The results of the current study also shows that substance misusers with a personal or family history of hypertension have higher heart knowledge and risk perception. If these individuals are afflicted with chronic hypertension, they are likely to be examined routinely by a physician. The physician’s visits, instructions, and recommendations with regards to using medication, controlling the dietary regime, and adopting a healthy lifestyle can improve the level of knowledge and risk perception in these individuals. If they have a family member suffering from hypertension, accompanying their family members on visits to the doctors can improve their risk perception. Since hypertension is considered as a chronic illness and it hugely affects the functionality of the patient, as time passes, all the members of the family will acquire useful information about the diseases related to this complication. The results of a study shows that there is a relationship between the history of hypertension and understanding it as a cardiac risk factor (2). On the contrary, they do not have an appropriate understanding of other cardiac risk factors such as obesity, high blood fat, aging, and drug abuse and they will underestimate these factors significantly (2). In line with the above-mentioned report, the current study shows that histories of CVDs, hyperlipidemia, and diabetes play no significant roles in improving the heart knowledge and risk perception of the patients.

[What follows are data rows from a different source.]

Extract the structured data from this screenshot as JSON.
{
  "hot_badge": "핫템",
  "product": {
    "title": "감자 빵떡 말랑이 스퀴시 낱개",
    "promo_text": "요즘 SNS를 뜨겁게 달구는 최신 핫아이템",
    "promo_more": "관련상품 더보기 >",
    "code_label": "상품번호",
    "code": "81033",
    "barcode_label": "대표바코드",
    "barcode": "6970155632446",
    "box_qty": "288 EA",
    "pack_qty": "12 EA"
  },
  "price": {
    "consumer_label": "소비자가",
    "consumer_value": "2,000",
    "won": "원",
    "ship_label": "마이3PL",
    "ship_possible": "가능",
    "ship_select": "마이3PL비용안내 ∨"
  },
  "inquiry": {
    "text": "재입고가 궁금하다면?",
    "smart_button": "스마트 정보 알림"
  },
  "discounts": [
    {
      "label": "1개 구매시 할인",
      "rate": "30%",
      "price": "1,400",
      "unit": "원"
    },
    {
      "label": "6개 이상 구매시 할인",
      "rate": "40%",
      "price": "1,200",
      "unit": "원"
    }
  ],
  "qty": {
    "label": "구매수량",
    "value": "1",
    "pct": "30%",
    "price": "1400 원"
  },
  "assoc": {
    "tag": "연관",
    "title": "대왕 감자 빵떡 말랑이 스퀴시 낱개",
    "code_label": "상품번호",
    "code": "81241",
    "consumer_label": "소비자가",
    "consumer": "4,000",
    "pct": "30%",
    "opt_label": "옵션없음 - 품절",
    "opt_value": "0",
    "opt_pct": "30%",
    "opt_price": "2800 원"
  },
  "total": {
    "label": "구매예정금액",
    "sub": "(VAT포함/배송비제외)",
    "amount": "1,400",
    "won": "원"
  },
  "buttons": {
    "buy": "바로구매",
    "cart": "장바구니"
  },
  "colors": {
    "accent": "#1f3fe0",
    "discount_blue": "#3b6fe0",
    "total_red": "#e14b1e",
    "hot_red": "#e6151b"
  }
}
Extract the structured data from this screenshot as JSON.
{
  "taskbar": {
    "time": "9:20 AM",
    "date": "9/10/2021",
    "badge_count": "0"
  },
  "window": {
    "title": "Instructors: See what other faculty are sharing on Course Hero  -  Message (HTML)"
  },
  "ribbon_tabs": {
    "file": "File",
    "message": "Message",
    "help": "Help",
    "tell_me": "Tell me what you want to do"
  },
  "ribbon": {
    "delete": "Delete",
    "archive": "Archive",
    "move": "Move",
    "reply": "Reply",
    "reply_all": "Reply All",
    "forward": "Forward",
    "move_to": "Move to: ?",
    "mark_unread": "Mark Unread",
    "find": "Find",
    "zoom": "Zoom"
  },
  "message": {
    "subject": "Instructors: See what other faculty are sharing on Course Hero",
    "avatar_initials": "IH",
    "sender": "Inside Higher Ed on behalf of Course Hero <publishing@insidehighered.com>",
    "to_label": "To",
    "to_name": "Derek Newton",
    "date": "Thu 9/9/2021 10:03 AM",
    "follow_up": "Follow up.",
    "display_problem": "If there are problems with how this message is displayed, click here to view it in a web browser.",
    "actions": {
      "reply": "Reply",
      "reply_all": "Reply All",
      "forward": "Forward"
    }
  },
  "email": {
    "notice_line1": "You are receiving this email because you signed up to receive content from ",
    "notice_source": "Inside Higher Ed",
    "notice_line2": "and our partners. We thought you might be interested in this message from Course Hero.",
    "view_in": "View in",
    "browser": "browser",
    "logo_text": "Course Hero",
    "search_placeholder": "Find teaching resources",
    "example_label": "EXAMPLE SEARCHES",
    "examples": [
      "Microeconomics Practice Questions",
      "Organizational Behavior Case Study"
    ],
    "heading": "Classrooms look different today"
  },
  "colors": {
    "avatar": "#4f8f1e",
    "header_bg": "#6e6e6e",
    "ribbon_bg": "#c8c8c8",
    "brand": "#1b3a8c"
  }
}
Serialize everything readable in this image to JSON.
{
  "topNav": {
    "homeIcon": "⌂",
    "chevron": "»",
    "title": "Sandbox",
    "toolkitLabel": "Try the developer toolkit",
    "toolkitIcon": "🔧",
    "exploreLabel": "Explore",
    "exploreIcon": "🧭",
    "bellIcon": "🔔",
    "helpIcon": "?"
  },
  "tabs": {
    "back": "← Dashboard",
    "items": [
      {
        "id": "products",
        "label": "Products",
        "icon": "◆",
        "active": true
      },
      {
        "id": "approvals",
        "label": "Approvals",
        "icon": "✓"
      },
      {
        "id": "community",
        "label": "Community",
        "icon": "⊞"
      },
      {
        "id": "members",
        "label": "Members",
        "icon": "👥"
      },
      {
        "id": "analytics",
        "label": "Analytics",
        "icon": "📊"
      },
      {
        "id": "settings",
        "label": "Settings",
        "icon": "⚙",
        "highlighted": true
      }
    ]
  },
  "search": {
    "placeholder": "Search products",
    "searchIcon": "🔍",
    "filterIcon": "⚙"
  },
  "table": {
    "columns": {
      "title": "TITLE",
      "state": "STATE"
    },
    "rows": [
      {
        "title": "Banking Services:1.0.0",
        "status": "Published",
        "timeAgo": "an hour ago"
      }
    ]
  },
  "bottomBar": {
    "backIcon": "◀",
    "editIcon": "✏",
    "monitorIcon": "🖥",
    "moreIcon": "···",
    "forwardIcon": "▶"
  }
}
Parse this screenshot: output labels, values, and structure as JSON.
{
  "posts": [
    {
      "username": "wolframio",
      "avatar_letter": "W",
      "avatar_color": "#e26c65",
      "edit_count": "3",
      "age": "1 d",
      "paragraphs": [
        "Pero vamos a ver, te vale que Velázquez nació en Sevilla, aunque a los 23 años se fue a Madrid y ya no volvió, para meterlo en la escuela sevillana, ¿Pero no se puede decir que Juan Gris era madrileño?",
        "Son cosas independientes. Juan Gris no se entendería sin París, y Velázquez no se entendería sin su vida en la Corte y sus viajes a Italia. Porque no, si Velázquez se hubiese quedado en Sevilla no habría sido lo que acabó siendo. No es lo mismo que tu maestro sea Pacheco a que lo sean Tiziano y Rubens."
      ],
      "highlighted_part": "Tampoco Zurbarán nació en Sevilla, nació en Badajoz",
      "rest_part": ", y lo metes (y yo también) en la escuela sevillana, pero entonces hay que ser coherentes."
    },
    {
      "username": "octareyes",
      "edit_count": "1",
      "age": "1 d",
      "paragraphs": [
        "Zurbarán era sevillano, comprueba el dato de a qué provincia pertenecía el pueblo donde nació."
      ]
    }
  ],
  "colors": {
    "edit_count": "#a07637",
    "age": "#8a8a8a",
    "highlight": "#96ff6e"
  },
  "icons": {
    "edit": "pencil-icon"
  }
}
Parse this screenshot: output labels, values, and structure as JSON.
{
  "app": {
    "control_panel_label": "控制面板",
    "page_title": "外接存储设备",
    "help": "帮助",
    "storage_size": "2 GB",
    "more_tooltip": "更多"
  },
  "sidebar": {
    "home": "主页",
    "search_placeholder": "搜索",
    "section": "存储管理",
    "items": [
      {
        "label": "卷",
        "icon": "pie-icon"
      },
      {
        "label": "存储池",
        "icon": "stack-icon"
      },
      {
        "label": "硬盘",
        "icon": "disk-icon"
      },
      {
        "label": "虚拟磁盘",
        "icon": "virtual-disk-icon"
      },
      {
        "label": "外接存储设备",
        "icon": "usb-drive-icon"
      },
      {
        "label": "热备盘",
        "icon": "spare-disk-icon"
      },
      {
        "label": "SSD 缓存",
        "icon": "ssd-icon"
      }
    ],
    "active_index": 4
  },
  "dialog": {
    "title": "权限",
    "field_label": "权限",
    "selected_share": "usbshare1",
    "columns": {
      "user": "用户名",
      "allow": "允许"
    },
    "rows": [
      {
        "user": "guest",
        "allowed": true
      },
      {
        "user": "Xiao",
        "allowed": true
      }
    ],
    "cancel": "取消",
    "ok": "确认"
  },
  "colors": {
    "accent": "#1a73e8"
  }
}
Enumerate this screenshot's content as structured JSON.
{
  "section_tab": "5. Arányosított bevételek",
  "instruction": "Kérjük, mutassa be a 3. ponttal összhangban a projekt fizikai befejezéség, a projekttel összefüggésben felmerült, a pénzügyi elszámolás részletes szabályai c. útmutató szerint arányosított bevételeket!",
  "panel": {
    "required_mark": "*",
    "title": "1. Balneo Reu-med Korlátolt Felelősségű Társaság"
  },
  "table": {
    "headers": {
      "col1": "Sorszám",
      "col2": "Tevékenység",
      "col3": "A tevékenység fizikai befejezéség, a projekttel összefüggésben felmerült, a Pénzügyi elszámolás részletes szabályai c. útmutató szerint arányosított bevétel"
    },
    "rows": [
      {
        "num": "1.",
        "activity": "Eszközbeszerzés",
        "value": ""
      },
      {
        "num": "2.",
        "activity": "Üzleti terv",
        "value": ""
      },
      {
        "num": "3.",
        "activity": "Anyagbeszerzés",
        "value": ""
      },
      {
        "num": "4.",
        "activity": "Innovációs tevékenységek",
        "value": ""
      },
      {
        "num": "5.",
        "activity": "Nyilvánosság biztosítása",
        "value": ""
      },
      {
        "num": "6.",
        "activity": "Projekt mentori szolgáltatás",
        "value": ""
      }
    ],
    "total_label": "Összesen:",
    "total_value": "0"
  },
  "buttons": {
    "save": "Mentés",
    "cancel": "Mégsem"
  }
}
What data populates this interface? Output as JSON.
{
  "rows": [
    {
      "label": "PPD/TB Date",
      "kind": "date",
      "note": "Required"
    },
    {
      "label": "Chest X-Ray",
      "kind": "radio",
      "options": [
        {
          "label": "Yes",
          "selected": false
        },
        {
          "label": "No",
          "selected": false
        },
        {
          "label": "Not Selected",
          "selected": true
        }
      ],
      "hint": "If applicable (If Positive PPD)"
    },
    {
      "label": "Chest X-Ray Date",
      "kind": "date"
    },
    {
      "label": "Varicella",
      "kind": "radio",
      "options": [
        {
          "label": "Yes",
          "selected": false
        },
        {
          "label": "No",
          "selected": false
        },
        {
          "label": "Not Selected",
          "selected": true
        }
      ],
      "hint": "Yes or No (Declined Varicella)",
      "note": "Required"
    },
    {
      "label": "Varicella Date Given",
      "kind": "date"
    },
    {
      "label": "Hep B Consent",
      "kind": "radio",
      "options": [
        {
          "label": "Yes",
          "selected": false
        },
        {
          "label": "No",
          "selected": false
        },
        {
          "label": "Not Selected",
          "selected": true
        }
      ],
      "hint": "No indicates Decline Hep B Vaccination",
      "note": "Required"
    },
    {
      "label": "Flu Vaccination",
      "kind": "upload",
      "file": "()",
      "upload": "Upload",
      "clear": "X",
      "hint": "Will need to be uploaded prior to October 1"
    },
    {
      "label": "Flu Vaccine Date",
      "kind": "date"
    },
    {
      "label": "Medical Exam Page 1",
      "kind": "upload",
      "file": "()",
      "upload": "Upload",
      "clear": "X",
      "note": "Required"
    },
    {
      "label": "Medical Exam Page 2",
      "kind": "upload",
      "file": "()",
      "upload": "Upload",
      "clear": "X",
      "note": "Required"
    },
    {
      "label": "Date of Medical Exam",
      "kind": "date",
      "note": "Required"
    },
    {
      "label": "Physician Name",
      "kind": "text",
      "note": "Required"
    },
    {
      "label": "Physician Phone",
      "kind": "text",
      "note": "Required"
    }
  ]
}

One of the limitations of the study was the unequal ratio of men and women. A total of 96% of male participants should be considered in generalizing the findings. Choosing a larger sample including more women can be an important target in future studies. Examination of the samples separately by the type of drug can also help increase the accuracy of the results in future studies.

5.1. Conclusions

Cluster analyses can appropriately partition substance misusers based on their level of heart knowledge and cardiac risk perception. The identified vulnerable groups are affected by a number of demographics and family histories of chronic diseases. The results of the current study provide useful insights for family physicians and cardiovascular health professionals.